The cemetery also cradles the remains of visionaries pivotal to Asheville’s growth, including Isaac Dickson, the first black American to serve on the Asheville School Board, and other notable figures like James H. Merrimon, Thomas W. Patton, Solomon Lipinsky, Nicholas Woodfin, and Jeter C. Pritchard.
As one strolls through the exquisite garden-like setting of Riverside Cemetery, it becomes abundantly clear that although these figures from the past have departed, their legacies remain etched in the fabric of time, ensuring that they shall not be forgotten.

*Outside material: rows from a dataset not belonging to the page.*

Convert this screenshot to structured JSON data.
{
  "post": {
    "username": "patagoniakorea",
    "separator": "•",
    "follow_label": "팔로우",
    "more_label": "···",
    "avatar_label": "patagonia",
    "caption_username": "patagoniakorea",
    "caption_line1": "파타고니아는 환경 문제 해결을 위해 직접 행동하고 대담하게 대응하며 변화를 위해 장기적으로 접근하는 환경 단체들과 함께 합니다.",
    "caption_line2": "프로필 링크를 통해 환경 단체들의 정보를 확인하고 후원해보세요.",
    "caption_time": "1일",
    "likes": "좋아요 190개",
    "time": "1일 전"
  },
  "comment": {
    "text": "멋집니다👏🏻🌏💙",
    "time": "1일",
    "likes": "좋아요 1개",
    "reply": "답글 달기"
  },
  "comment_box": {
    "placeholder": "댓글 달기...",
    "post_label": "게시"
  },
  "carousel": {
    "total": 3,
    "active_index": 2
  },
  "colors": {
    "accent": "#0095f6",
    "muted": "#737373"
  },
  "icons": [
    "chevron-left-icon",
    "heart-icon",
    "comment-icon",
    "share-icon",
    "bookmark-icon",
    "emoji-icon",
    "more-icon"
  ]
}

Riverside Cemetery owes its existence to the efforts of Rutherford Platt Hayes, a prominent Asheville lawyer and son of President Rutherford B. Hayes. Inspired by the rural cemetery movement sweeping the nation, Hayes envisioned a final resting place where the deceased could peacefully coexist with the city’s natural surroundings. In 1885, with the assistance of landscape architect Samuel Parsons Jr., Riverside Cemetery was officially established.
The cemetery’s initial design embraced the principles of the picturesque style, with meandering pathways, serene water features, and carefully curated plantings. The first burial took place in June 1886, when a child named Blanche Coleman was laid to rest, marking the beginning of Riverside’s role as a sacred space.
One of Riverside Cemetery’s most compelling aspects is its role as the final resting place for a diverse array of notable individuals who played pivotal roles in Asheville’s history. Among them is Thomas Patton, a Civil War general and a prominent figure in the community during the post-war era. Another figure of note is Zebulon Vance, a Confederate officer, North Carolina governor, and U.S. senator.
The cemetery also houses the graves of several prominent architects, writers, and artists who contributed to Asheville’s cultural development, including Richard Sharp Smith, the supervising architect of the Biltmore House.
Notable burial sites, such as the Soldiers’ Circle, where Civil War veterans rest, gained historical recognition. Over time, Riverside Cemetery evolved into a significant historical resource, attracting visitors interested in exploring the region’s past.
Today, Riverside Cemetery continues to serve as a serene and informative destination for residents and visitors alike. The cemetery’s lush grounds, historical monuments, and captivating stories draw history enthusiasts, genealogists, and nature lovers alike.
Guided tours and educational programs offer insights into Asheville’s history and the lives of those interred within its bounds. Riverside Cemetery remains a cherished testament to the rich tapestry of Asheville’s past and an enduring symbol of remembrance, reflection, and reverence.
Riverside Cemetery is a testament to the city’s evolution over the decades. From its picturesque beginnings to its role as a historical treasure trove, it remains a vital part of Asheville’s identity.